INS Tarkash, a modern frigate that Russia is building for the Indian Navy, has gone out of the Kaliningrad-based Yantar Shipyard for its sea trials ahead of its induction by the end of 2012.
Tarkash is the second ship in the three-ship $1.6-billion order from India to Russia to build upgraded Talwar-class frigates. The first ship in this Talwar class follow-on order, INS Teg, was handed over to India in April this year.
The third ship, INS Trikand, is at present under construction at the yard and is scheduled for delivery in mid-2013.
"The warship (INS Tarkash) sailed from Kaliningrad to Baltiysk on Thursday," Yantar spokesman Sergei Mikhailov has been quoted as saying.
"The first stage of sea trials is scheduled to start at the end of May," he said.
The frigate must be ready for delivery to the Indian Navy in October this year, he added.
Russia has previously-built three Talwar class frigates -- INS Talwar, INS Trishul, and INS Tabar (which are the Krivak-III class warships) -- are already in Indian Navy service and have performed commendably during anti-piracy operations in the Gulf of Aden off Somalia.
Teg, Tarkash and Trikand are armed with eight BrahMos supersonic cruise missiles. They are also equipped with a 100-mm gun, a Shtil surface-to-air missile system, two Kashtan air-Defence gun/missile systems, and two twin 533-mm torpedo launchers.
The three are modern and contemporary warship with advanced technologies incorporated in every facet of design to make her stable, stealthy, fast and formidable.
The 125-metre, 4,000-tonne Teg class of guided missile frigates have been built to meet the specific command and control needs of the Indian Navy for co-ordinated surface, air and underwater missions.
With its advanced weapons suite and sensors fully integrated with its combat management system, the warship is equipped to augment the Indian Navy's net-centric capability, and is well suited to undertake a broad spectrum of maritime missions.

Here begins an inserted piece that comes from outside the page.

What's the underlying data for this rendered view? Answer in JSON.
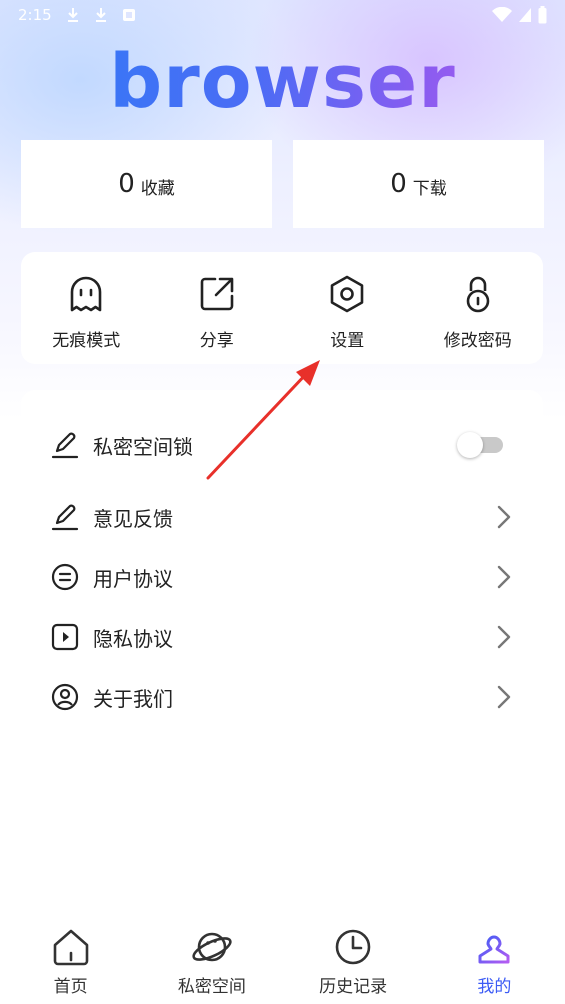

The ships also embark and operate an anti-submarine warfare or an airborne early warning helicopter - a dominant force multiplier.

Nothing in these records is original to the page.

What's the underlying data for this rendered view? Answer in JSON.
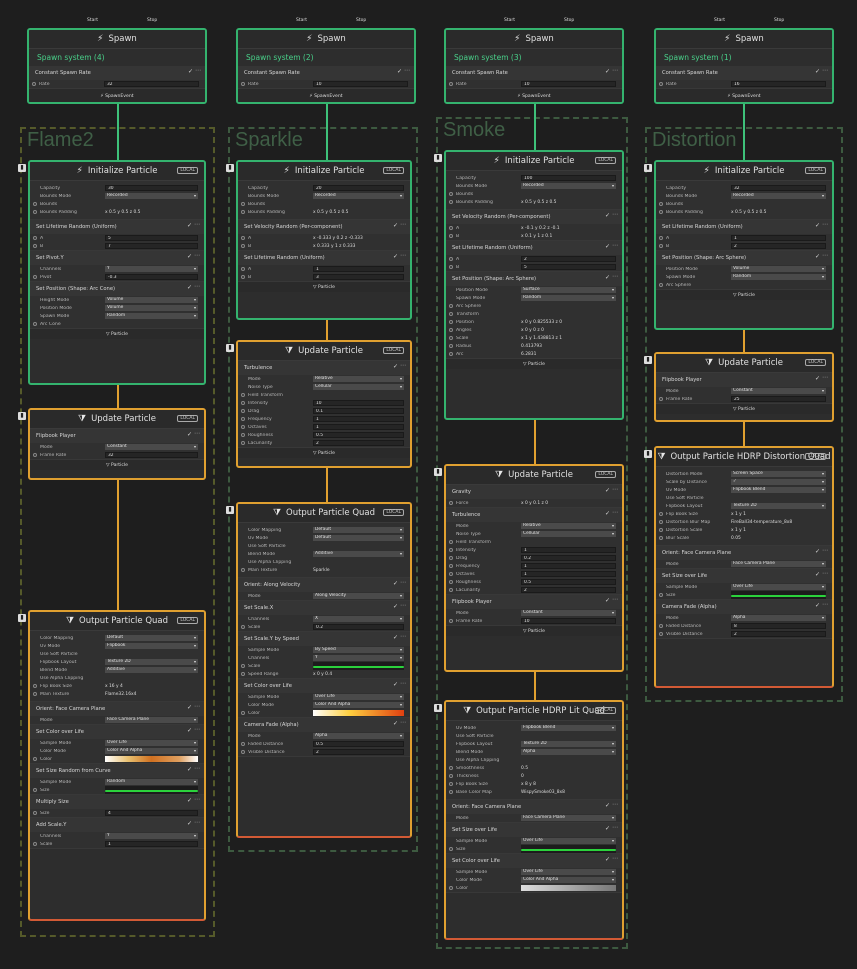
{
  "flow_labels": {
    "start": "Start",
    "stop": "Stop"
  },
  "spawn": [
    {
      "title": "Spawn",
      "name": "Spawn system (4)",
      "block": "Constant Spawn Rate",
      "rate_label": "Rate",
      "rate": "32",
      "event": "SpawnEvent"
    },
    {
      "title": "Spawn",
      "name": "Spawn system (2)",
      "block": "Constant Spawn Rate",
      "rate_label": "Rate",
      "rate": "10",
      "event": "SpawnEvent"
    },
    {
      "title": "Spawn",
      "name": "Spawn system (3)",
      "block": "Constant Spawn Rate",
      "rate_label": "Rate",
      "rate": "10",
      "event": "SpawnEvent"
    },
    {
      "title": "Spawn",
      "name": "Spawn system (1)",
      "block": "Constant Spawn Rate",
      "rate_label": "Rate",
      "rate": "16",
      "event": "SpawnEvent"
    }
  ],
  "groups": [
    "Flame2",
    "Sparkle",
    "Smoke",
    "Distortion"
  ],
  "particle_label": "Particle",
  "init_title": "Initialize Particle",
  "update_title": "Update Particle",
  "flame": {
    "init_rows": [
      [
        "Capacity",
        "30"
      ],
      [
        "Bounds Mode",
        "Recorded"
      ]
    ],
    "bounds": "Bounds",
    "padding": "Bounds Padding",
    "pad_vals": "x 0.5   y 0.5   z 0.5",
    "lifetime": "Set Lifetime Random (Uniform)",
    "a": "5",
    "b": "7",
    "pivot": "Set Pivot.Y",
    "pivot_channels": "Y",
    "pivot_val": "-0.3",
    "arc": "Set Position (Shape: Arc Cone)",
    "arc_rows": [
      [
        "Height Mode",
        "Volume"
      ],
      [
        "Position Mode",
        "Volume"
      ],
      [
        "Spawn Mode",
        "Random"
      ]
    ],
    "arc_label": "Arc Cone",
    "flipbook": "Flipbook Player",
    "fb_mode": "Constant",
    "fb_rate": "32",
    "output": "Output Particle Quad",
    "out_rows": [
      [
        "Color Mapping",
        "Default"
      ],
      [
        "Uv Mode",
        "Flipbook"
      ],
      [
        "Use Soft Particle",
        ""
      ],
      [
        "Flipbook Layout",
        "Texture 2D"
      ],
      [
        "Blend Mode",
        "Additive"
      ],
      [
        "Use Alpha Clipping",
        ""
      ]
    ],
    "flip_size": "x 16    y 4",
    "main_tex": "Flame32.16x4",
    "orient": "Orient: Face Camera Plane",
    "orient_mode": "Face Camera Plane",
    "color": "Set Color over Life",
    "sample": "Over Life",
    "cmode": "Color And Alpha",
    "sizecurve": "Set Size Random from Curve",
    "size_sample": "Random",
    "mult": "Multiply Size",
    "mult_val": "4",
    "scale": "Add Scale.Y",
    "scale_ch": "Y",
    "scale_val": "1"
  },
  "sparkle": {
    "capacity": "20",
    "bmode": "Recorded",
    "vel": "Set Velocity Random (Per-component)",
    "va": "x -0.333  y 0.2  z -0.333",
    "vb": "x 0.333  y 1  z 0.333",
    "lifetime": "Set Lifetime Random (Uniform)",
    "a": "1",
    "b": "3",
    "turb": "Turbulence",
    "turb_rows": [
      [
        "Mode",
        "Relative"
      ],
      [
        "Noise Type",
        "Cellular"
      ]
    ],
    "turb_vals": [
      [
        "Intensity",
        "10"
      ],
      [
        "Drag",
        "0.1"
      ],
      [
        "Frequency",
        "1"
      ],
      [
        "Octaves",
        "1"
      ],
      [
        "Roughness",
        "0.5"
      ],
      [
        "Lacunarity",
        "2"
      ]
    ],
    "output": "Output Particle Quad",
    "out_rows": [
      [
        "Color Mapping",
        "Default"
      ],
      [
        "Uv Mode",
        "Default"
      ],
      [
        "Use Soft Particle",
        ""
      ],
      [
        "Blend Mode",
        "Additive"
      ],
      [
        "Use Alpha Clipping",
        ""
      ]
    ],
    "main_tex": "Sparkle",
    "orient": "Orient: Along Velocity",
    "orient_mode": "Along Velocity",
    "scalex": "Set Scale.X",
    "scalex_ch": "X",
    "scalex_val": "0.2",
    "speed": "Set Scale.Y by Speed",
    "speed_sample": "By Speed",
    "speed_ch": "Y",
    "speed_range": "x 0    y 0.4",
    "color": "Set Color over Life",
    "sample": "Over Life",
    "cmode": "Color And Alpha",
    "fade": "Camera Fade (Alpha)",
    "fade_mode": "Alpha",
    "fade_faded": "0.5",
    "fade_visible": "2"
  },
  "smoke": {
    "capacity": "100",
    "bmode": "Recorded",
    "vel": "Set Velocity Random (Per-component)",
    "va": "x -0.1  y 0.2  z -0.1",
    "vb": "x 0.1  y 1  z 0.1",
    "lifetime": "Set Lifetime Random (Uniform)",
    "a": "2",
    "b": "5",
    "pos": "Set Position (Shape: Arc Sphere)",
    "pos_rows": [
      [
        "Position Mode",
        "Surface"
      ],
      [
        "Spawn Mode",
        "Random"
      ]
    ],
    "sphere": [
      [
        "Position",
        "x 0   y 0.825533  z 0"
      ],
      [
        "Angles",
        "x 0   y 0   z 0"
      ],
      [
        "Scale",
        "x 1   y 1.438813  z 1"
      ],
      [
        "Radius",
        "0.413793"
      ],
      [
        "Arc",
        "6.2831"
      ]
    ],
    "gravity": "Gravity",
    "force": "x 0   y 0.1   z 0",
    "turb": "Turbulence",
    "turb_rows": [
      [
        "Mode",
        "Relative"
      ],
      [
        "Noise Type",
        "Cellular"
      ]
    ],
    "turb_vals": [
      [
        "Intensity",
        "1"
      ],
      [
        "Drag",
        "0.2"
      ],
      [
        "Frequency",
        "1"
      ],
      [
        "Octaves",
        "1"
      ],
      [
        "Roughness",
        "0.5"
      ],
      [
        "Lacunarity",
        "2"
      ]
    ],
    "flipbook": "Flipbook Player",
    "fb_mode": "Constant",
    "fb_rate": "10",
    "output": "Output Particle HDRP Lit Quad",
    "out_rows": [
      [
        "Uv Mode",
        "Flipbook Blend"
      ],
      [
        "Use Soft Particle",
        ""
      ],
      [
        "Flipbook Layout",
        "Texture 2D"
      ],
      [
        "Blend Mode",
        "Alpha"
      ],
      [
        "Use Alpha Clipping",
        ""
      ]
    ],
    "lit": [
      [
        "Smoothness",
        "0.5"
      ],
      [
        "Thickness",
        "0"
      ],
      [
        "Flip Book Size",
        "x 8    y 8"
      ],
      [
        "Base Color Map",
        "WispySmoke03_8x8"
      ]
    ],
    "orient": "Orient: Face Camera Plane",
    "orient_mode": "Face Camera Plane",
    "size": "Set Size over Life",
    "size_sample": "Over Life",
    "color": "Set Color over Life",
    "sample": "Over Life",
    "cmode": "Color And Alpha"
  },
  "distortion": {
    "capacity": "32",
    "bmode": "Recorded",
    "lifetime": "Set Lifetime Random (Uniform)",
    "a": "1",
    "b": "2",
    "pos": "Set Position (Shape: Arc Sphere)",
    "pos_rows": [
      [
        "Position Mode",
        "Volume"
      ],
      [
        "Spawn Mode",
        "Random"
      ]
    ],
    "arc_label": "Arc Sphere",
    "flipbook": "Flipbook Player",
    "fb_mode": "Constant",
    "fb_rate": "25",
    "output": "Output Particle HDRP Distortion Quad",
    "out_rows": [
      [
        "Distortion Mode",
        "Screen Space"
      ],
      [
        "Scale by Distance",
        "✓"
      ],
      [
        "Uv Mode",
        "Flipbook Blend"
      ],
      [
        "Use Soft Particle",
        ""
      ],
      [
        "Flipbook Layout",
        "Texture 2D"
      ]
    ],
    "dist_vals": [
      [
        "Flip Book Size",
        "x 1    y 1"
      ],
      [
        "Distortion Blur Map",
        "FireBall34-temperature_8x8"
      ],
      [
        "Distortion Scale",
        "x 1    y 1"
      ],
      [
        "Blur Scale",
        "0.05"
      ]
    ],
    "orient": "Orient: Face Camera Plane",
    "orient_mode": "Face Camera Plane",
    "size": "Set Size over Life",
    "size_sample": "Over Life",
    "fade": "Camera Fade (Alpha)",
    "fade_mode": "Alpha",
    "fade_faded": "8",
    "fade_visible": "2"
  },
  "common": {
    "capacity": "Capacity",
    "bounds_mode": "Bounds Mode",
    "bounds": "Bounds",
    "padding": "Bounds Padding",
    "pad_vals": "x 0.5   y 0.5   z 0.5",
    "A": "A",
    "B": "B",
    "channels": "Channels",
    "pivot": "Pivot",
    "mode": "Mode",
    "rate": "Frame Rate",
    "flip": "Flip Book Size",
    "tex": "Main Texture",
    "sample": "Sample Mode",
    "cmode": "Color Mode",
    "color": "Color",
    "size": "Size",
    "scale": "Scale",
    "speed_range": "Speed Range",
    "faded": "Faded Distance",
    "visible": "Visible Distance",
    "force": "Force",
    "fieldtr": "Field Transform",
    "arc_cone": "Arc Cone",
    "arc_sphere": "Arc Sphere",
    "transform": "Transform"
  }
}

These warships incorporate innovative stealth technologies to reduce radar cross section, infrared and magnetic signatures, as well as radiated underwater noise.
The ships are powered by an advanced gas turbine propulsion plant with state-of-the-art controls, to attain speeds in excess of 30 knots.
The ships have been equipped with complex automated systems for nuclear, biological and chemical Defence, damage control and firefighting that can be operated centrally from sheltered posts to minimise casualties and achieve rapid restoration of combat effectiveness.